Characteristics of Standard Distributions
Standard distributions share a number of characteristics. These characteristics include:
A clear mathematical definition. Their shape reflects just a few parameters, such as mean and standard deviation (for the normal distribution) or variance (for the chi-squared distribution).
Established theoretical properties. We know a lot about these distributions (for example, the normal curve is symmetrical).
They are good estimations for real data. In a sample of real-world data, it is impossible to get an exact normal distribution. However, these distributions are very good approximations of real data.
Using Standard Distributions as Reference Distributions
Standard distributions are often used as reference distributions in statistical testing.
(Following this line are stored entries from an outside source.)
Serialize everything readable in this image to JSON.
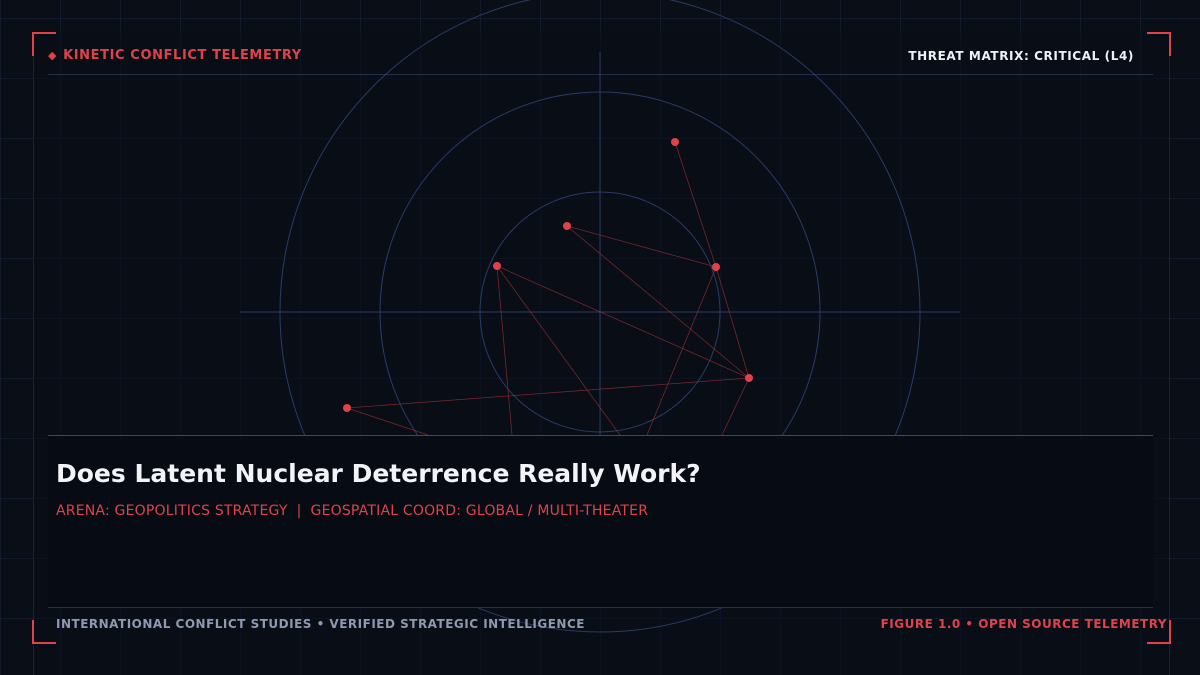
{
  "header": {
    "left_icon": "diamond-icon",
    "left_label": "KINETIC CONFLICT TELEMETRY",
    "right_label": "THREAT MATRIX: CRITICAL (L4)"
  },
  "title": "Does Latent Nuclear Deterrence Really Work?",
  "subtitle": {
    "arena": "ARENA: GEOPOLITICS STRATEGY",
    "separator": "|",
    "coord": "GEOSPATIAL COORD: GLOBAL / MULTI-THEATER"
  },
  "footer": {
    "left": "INTERNATIONAL CONFLICT STUDIES • VERIFIED STRATEGIC INTELLIGENCE",
    "right": "FIGURE 1.0 • OPEN SOURCE TELEMETRY"
  },
  "colors": {
    "accent": "#e0424a",
    "background": "#0a0e17",
    "grid": "#283a5c",
    "text": "#f2f4f8"
  }
}
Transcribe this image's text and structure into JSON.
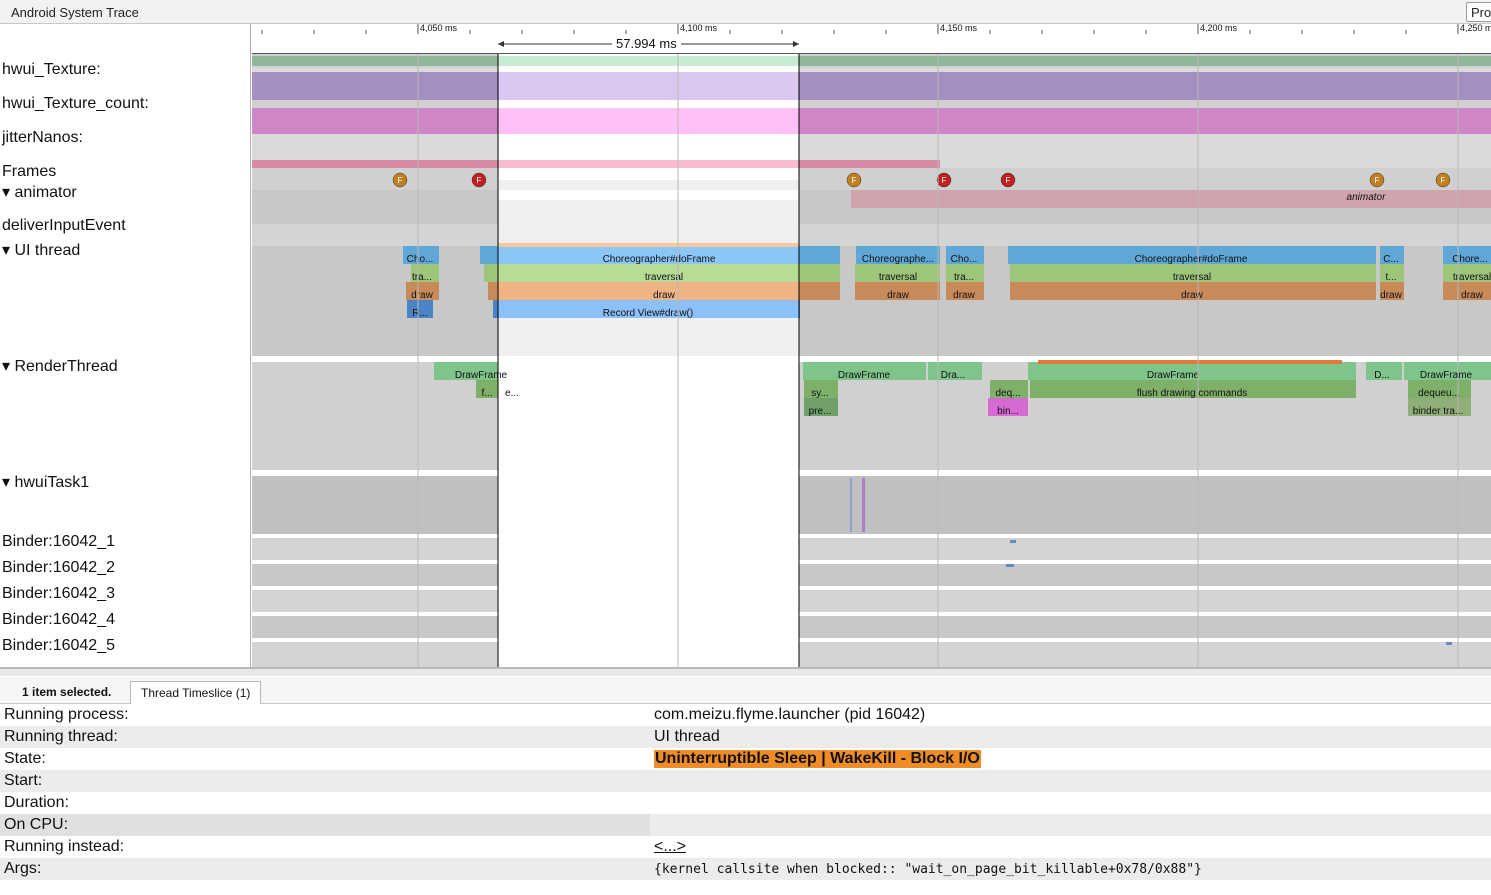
{
  "app": {
    "title": "Android System Trace",
    "pro_button": "Pro"
  },
  "ruler": {
    "ticks": [
      "4,050 ms",
      "4,100 ms",
      "4,150 ms",
      "4,200 ms",
      "4,250 ms"
    ],
    "selection_duration": "57.994 ms"
  },
  "tracks": [
    {
      "label": "hwui_Texture:"
    },
    {
      "label": "hwui_Texture_count:"
    },
    {
      "label": "jitterNanos:"
    },
    {
      "label": "Frames"
    },
    {
      "label": "▾  animator"
    },
    {
      "label": "deliverInputEvent"
    },
    {
      "label": "▾  UI thread"
    },
    {
      "label": "▾  RenderThread"
    },
    {
      "label": "▾  hwuiTask1"
    },
    {
      "label": "Binder:16042_1"
    },
    {
      "label": "Binder:16042_2"
    },
    {
      "label": "Binder:16042_3"
    },
    {
      "label": "Binder:16042_4"
    },
    {
      "label": "Binder:16042_5"
    }
  ],
  "frames_marker_letter": "F",
  "animator_slice_label": "animator",
  "slices": [
    "Cho...",
    "tra...",
    "draw",
    "R...",
    "Choreographer#doFrame",
    "traversal",
    "draw",
    "Record View#draw()",
    "Choreographe...",
    "traversal",
    "draw",
    "Cho...",
    "tra...",
    "draw",
    "Choreographer#doFrame",
    "traversal",
    "draw",
    "C...",
    "t...",
    "draw",
    "Chore...",
    "traversal",
    "draw",
    "DrawFrame",
    "f...",
    "e...",
    "DrawFrame",
    "sy...",
    "pre...",
    "Dra...",
    "deq...",
    "bin...",
    "DrawFrame",
    "flush drawing commands",
    "D...",
    "DrawFrame",
    "dequeu...",
    "binder tra..."
  ],
  "colors": {
    "selection_band": "#ffffff",
    "running_state": "#f08c28",
    "track_bg_a": "#d8d8d8",
    "track_bg_b": "#cccccc"
  },
  "details": {
    "selected_count": "1 item selected.",
    "tab": "Thread Timeslice (1)",
    "rows": [
      {
        "label": "Running process:",
        "value": "com.meizu.flyme.launcher (pid 16042)"
      },
      {
        "label": "Running thread:",
        "value": "UI thread"
      },
      {
        "label": "State:",
        "value": "Uninterruptible Sleep | WakeKill - Block I/O"
      },
      {
        "label": "Start:",
        "value": ""
      },
      {
        "label": "Duration:",
        "value": ""
      },
      {
        "label": "On CPU:",
        "value": ""
      },
      {
        "label": "Running instead:",
        "value": "<...>"
      },
      {
        "label": "Args:",
        "value": "{kernel callsite when blocked:: \"wait_on_page_bit_killable+0x78/0x88\"}"
      }
    ]
  }
}
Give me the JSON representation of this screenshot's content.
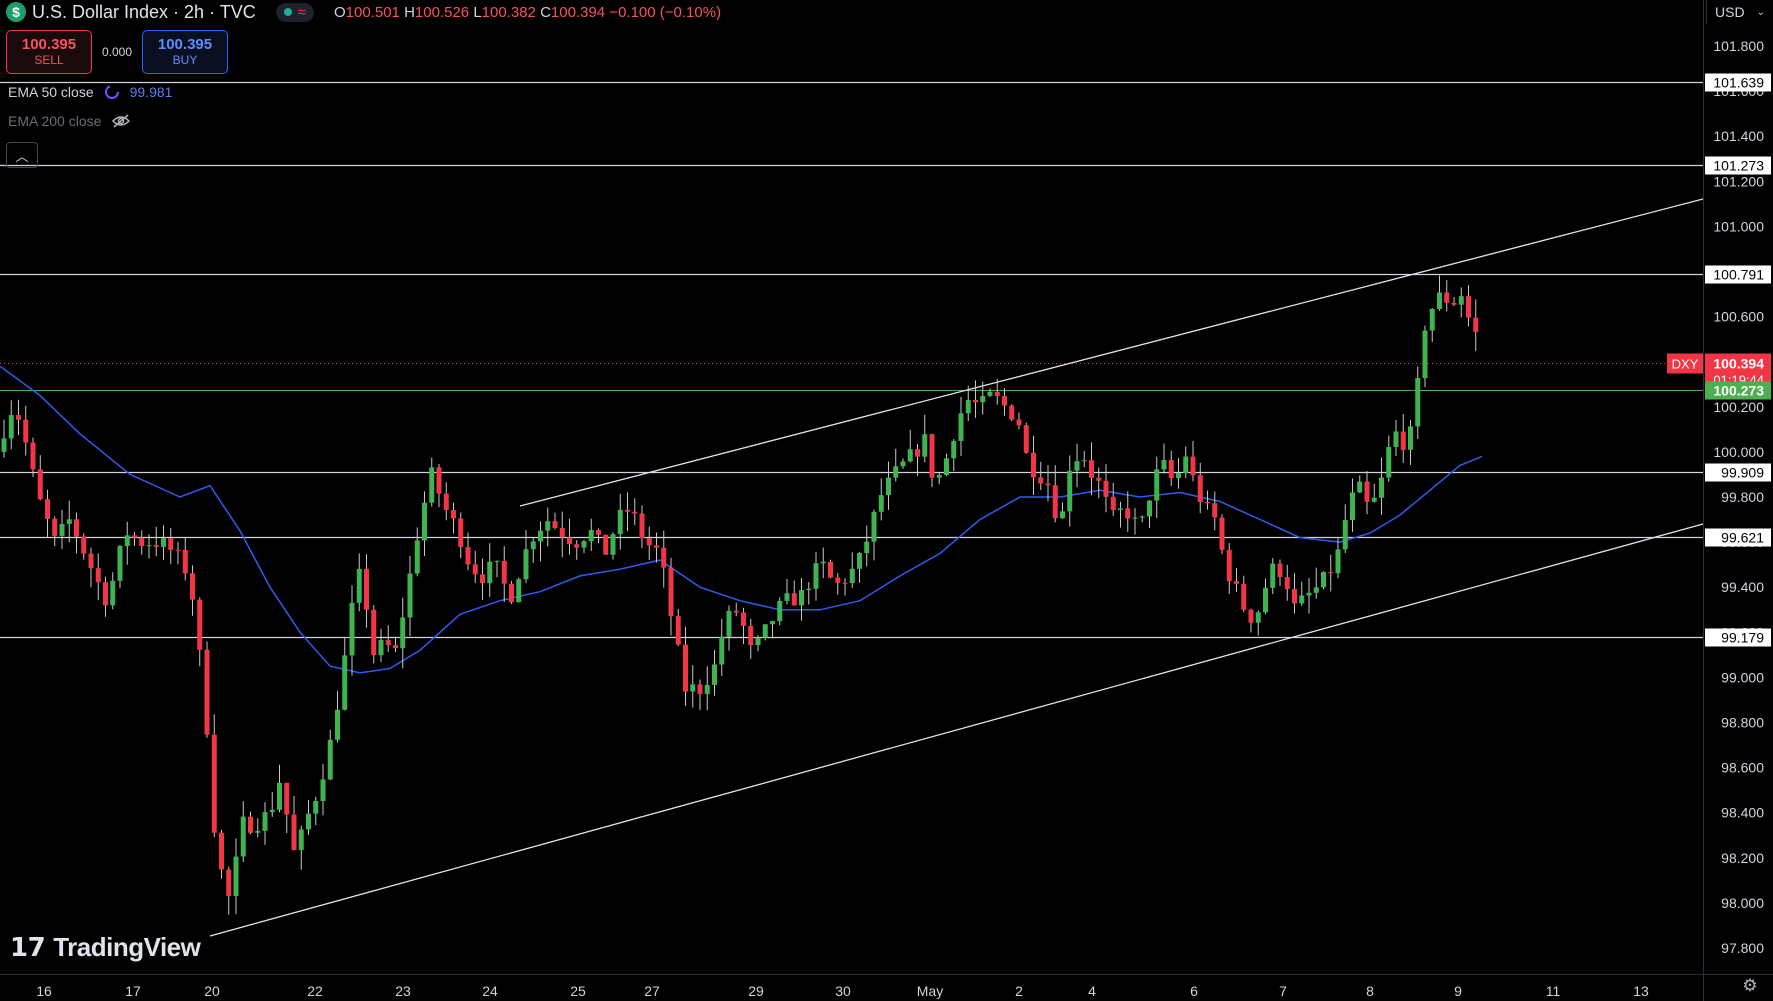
{
  "header": {
    "coin_symbol": "$",
    "title": "U.S. Dollar Index · 2h · TVC",
    "ohlc": [
      {
        "key": "O",
        "value": "100.501"
      },
      {
        "key": "H",
        "value": "100.526"
      },
      {
        "key": "L",
        "value": "100.382"
      },
      {
        "key": "C",
        "value": "100.394"
      }
    ],
    "change": "−0.100 (−0.10%)"
  },
  "trade": {
    "sell_price": "100.395",
    "sell_label": "SELL",
    "spread": "0.000",
    "buy_price": "100.395",
    "buy_label": "BUY"
  },
  "indicators": {
    "ema50_label": "EMA 50 close",
    "ema50_value": "99.981",
    "ema200_label": "EMA 200 close"
  },
  "logo_text": "TradingView",
  "currency_selector": "USD",
  "colors": {
    "up": "#3fb34f",
    "down": "#f23645",
    "ema": "#2f5cf0",
    "support": "#4caf50",
    "background": "#000000",
    "line": "#d1d4dc"
  },
  "chart_data": {
    "type": "candlestick",
    "symbol": "DXY",
    "last_price": "100.394",
    "countdown": "01:19:44",
    "ylim": [
      97.62,
      101.98
    ],
    "yticks": [
      97.8,
      98.0,
      98.2,
      98.4,
      98.6,
      98.8,
      99.0,
      99.2,
      99.4,
      99.6,
      99.8,
      100.0,
      100.2,
      100.4,
      100.6,
      100.8,
      101.0,
      101.2,
      101.4,
      101.6,
      101.8
    ],
    "xticks": [
      "16",
      "17",
      "20",
      "22",
      "23",
      "24",
      "25",
      "27",
      "29",
      "30",
      "May",
      "2",
      "4",
      "6",
      "7",
      "8",
      "9",
      "11",
      "13"
    ],
    "horizontal_levels": [
      101.639,
      101.273,
      100.791,
      99.909,
      99.621,
      99.179
    ],
    "highlight_level": 100.273,
    "trendlines": [
      {
        "from": [
          0,
          97.85
        ],
        "to": [
          1,
          99.71
        ]
      },
      {
        "from": [
          0,
          99.88
        ],
        "to": [
          1,
          101.13
        ]
      }
    ]
  }
}
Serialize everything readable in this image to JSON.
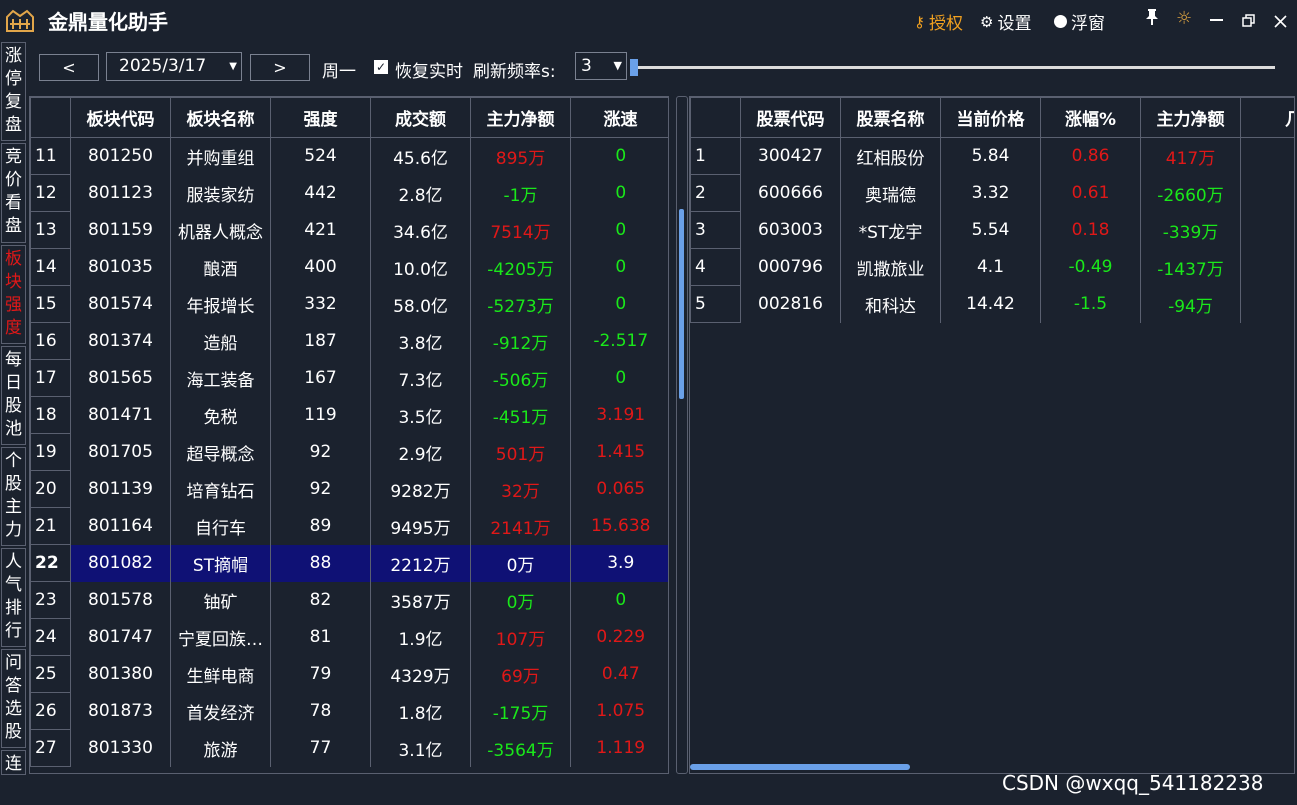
{
  "app": {
    "title": "金鼎量化助手"
  },
  "titlebar": {
    "auth_label": "授权",
    "settings_label": "设置",
    "float_label": "浮窗"
  },
  "colors": {
    "background": "#1b222e",
    "up": "#e01818",
    "down": "#1ae81a",
    "selected_row": "#0f1175",
    "accent": "#6aa0e8",
    "auth": "#f0a020"
  },
  "sidenav": [
    {
      "label": "涨停复盘",
      "active": false
    },
    {
      "label": "竞价看盘",
      "active": false
    },
    {
      "label": "板块强度",
      "active": true
    },
    {
      "label": "每日股池",
      "active": false
    },
    {
      "label": "个股主力",
      "active": false
    },
    {
      "label": "人气排行",
      "active": false
    },
    {
      "label": "问答选股",
      "active": false
    },
    {
      "label": "连",
      "active": false
    }
  ],
  "toolbar": {
    "prev_label": "<",
    "next_label": ">",
    "date_value": "2025/3/17",
    "weekday": "周一",
    "restore_label": "恢复实时",
    "restore_checked": true,
    "rate_label": "刷新频率s:",
    "rate_value": "3"
  },
  "left_table": {
    "columns": [
      "板块代码",
      "板块名称",
      "强度",
      "成交额",
      "主力净额",
      "涨速"
    ],
    "selected_row": 22,
    "rows": [
      {
        "n": "11",
        "code": "801250",
        "name": "并购重组",
        "strength": "524",
        "volume": "45.6亿",
        "net": "895万",
        "net_c": "red",
        "speed": "0",
        "speed_c": "green"
      },
      {
        "n": "12",
        "code": "801123",
        "name": "服装家纺",
        "strength": "442",
        "volume": "2.8亿",
        "net": "-1万",
        "net_c": "green",
        "speed": "0",
        "speed_c": "green"
      },
      {
        "n": "13",
        "code": "801159",
        "name": "机器人概念",
        "strength": "421",
        "volume": "34.6亿",
        "net": "7514万",
        "net_c": "red",
        "speed": "0",
        "speed_c": "green"
      },
      {
        "n": "14",
        "code": "801035",
        "name": "酿酒",
        "strength": "400",
        "volume": "10.0亿",
        "net": "-4205万",
        "net_c": "green",
        "speed": "0",
        "speed_c": "green"
      },
      {
        "n": "15",
        "code": "801574",
        "name": "年报增长",
        "strength": "332",
        "volume": "58.0亿",
        "net": "-5273万",
        "net_c": "green",
        "speed": "0",
        "speed_c": "green"
      },
      {
        "n": "16",
        "code": "801374",
        "name": "造船",
        "strength": "187",
        "volume": "3.8亿",
        "net": "-912万",
        "net_c": "green",
        "speed": "-2.517",
        "speed_c": "green"
      },
      {
        "n": "17",
        "code": "801565",
        "name": "海工装备",
        "strength": "167",
        "volume": "7.3亿",
        "net": "-506万",
        "net_c": "green",
        "speed": "0",
        "speed_c": "green"
      },
      {
        "n": "18",
        "code": "801471",
        "name": "免税",
        "strength": "119",
        "volume": "3.5亿",
        "net": "-451万",
        "net_c": "green",
        "speed": "3.191",
        "speed_c": "red"
      },
      {
        "n": "19",
        "code": "801705",
        "name": "超导概念",
        "strength": "92",
        "volume": "2.9亿",
        "net": "501万",
        "net_c": "red",
        "speed": "1.415",
        "speed_c": "red"
      },
      {
        "n": "20",
        "code": "801139",
        "name": "培育钻石",
        "strength": "92",
        "volume": "9282万",
        "net": "32万",
        "net_c": "red",
        "speed": "0.065",
        "speed_c": "red"
      },
      {
        "n": "21",
        "code": "801164",
        "name": "自行车",
        "strength": "89",
        "volume": "9495万",
        "net": "2141万",
        "net_c": "red",
        "speed": "15.638",
        "speed_c": "red"
      },
      {
        "n": "22",
        "code": "801082",
        "name": "ST摘帽",
        "strength": "88",
        "volume": "2212万",
        "net": "0万",
        "net_c": "white",
        "speed": "3.9",
        "speed_c": "white"
      },
      {
        "n": "23",
        "code": "801578",
        "name": "铀矿",
        "strength": "82",
        "volume": "3587万",
        "net": "0万",
        "net_c": "green",
        "speed": "0",
        "speed_c": "green"
      },
      {
        "n": "24",
        "code": "801747",
        "name": "宁夏回族…",
        "strength": "81",
        "volume": "1.9亿",
        "net": "107万",
        "net_c": "red",
        "speed": "0.229",
        "speed_c": "red"
      },
      {
        "n": "25",
        "code": "801380",
        "name": "生鲜电商",
        "strength": "79",
        "volume": "4329万",
        "net": "69万",
        "net_c": "red",
        "speed": "0.47",
        "speed_c": "red"
      },
      {
        "n": "26",
        "code": "801873",
        "name": "首发经济",
        "strength": "78",
        "volume": "1.8亿",
        "net": "-175万",
        "net_c": "green",
        "speed": "1.075",
        "speed_c": "red"
      },
      {
        "n": "27",
        "code": "801330",
        "name": "旅游",
        "strength": "77",
        "volume": "3.1亿",
        "net": "-3564万",
        "net_c": "green",
        "speed": "1.119",
        "speed_c": "red"
      }
    ]
  },
  "right_table": {
    "columns": [
      "股票代码",
      "股票名称",
      "当前价格",
      "涨幅%",
      "主力净额",
      "几板"
    ],
    "rows": [
      {
        "n": "1",
        "code": "300427",
        "name": "红相股份",
        "price": "5.84",
        "pct": "0.86",
        "pct_c": "red",
        "net": "417万",
        "net_c": "red"
      },
      {
        "n": "2",
        "code": "600666",
        "name": "奥瑞德",
        "price": "3.32",
        "pct": "0.61",
        "pct_c": "red",
        "net": "-2660万",
        "net_c": "green"
      },
      {
        "n": "3",
        "code": "603003",
        "name": "*ST龙宇",
        "price": "5.54",
        "pct": "0.18",
        "pct_c": "red",
        "net": "-339万",
        "net_c": "green"
      },
      {
        "n": "4",
        "code": "000796",
        "name": "凯撒旅业",
        "price": "4.1",
        "pct": "-0.49",
        "pct_c": "green",
        "net": "-1437万",
        "net_c": "green"
      },
      {
        "n": "5",
        "code": "002816",
        "name": "和科达",
        "price": "14.42",
        "pct": "-1.5",
        "pct_c": "green",
        "net": "-94万",
        "net_c": "green"
      }
    ]
  },
  "watermark": "CSDN @wxqq_541182238"
}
This means that sample data are compared with them to see how likely it is that the data have occurred at random.
The characteristics of standard distributions make them very suitable to be reference distributions, especially the well-known characteristics, and the fact that they are good approximations of real-world data.
However, there are other sources of reference distributions.
Bootstrap distributions are created by assuming that the sample data are the only data available, and drawing repeated (smaller) samples from those data. These can only really be used when you have access to a computer, and are not ideal. They should therefore only be used when there is no alternative.
Permutational distributions are created by finding all the possible permutations of ranked data. They therefore take all the possible outcomes and see how likely they are. They do not assume any underlying theoretical distribution. Tests using these distributions are known as ‘non-parametric’ tests, to distinguish them from the ‘parametric’ tests that use standard distributions with known parameters.
Archive data can also be used to create a reference distribution. This may be appropriate where there are a lot of past data that can be used.
Why Statistical Distributions Matter
The main reason why you need to understand about statistical distributions is their use in statistical testing.
You can use them to compare your data, to help you understand how likely it is that you have identified a real relationship or feature from your data.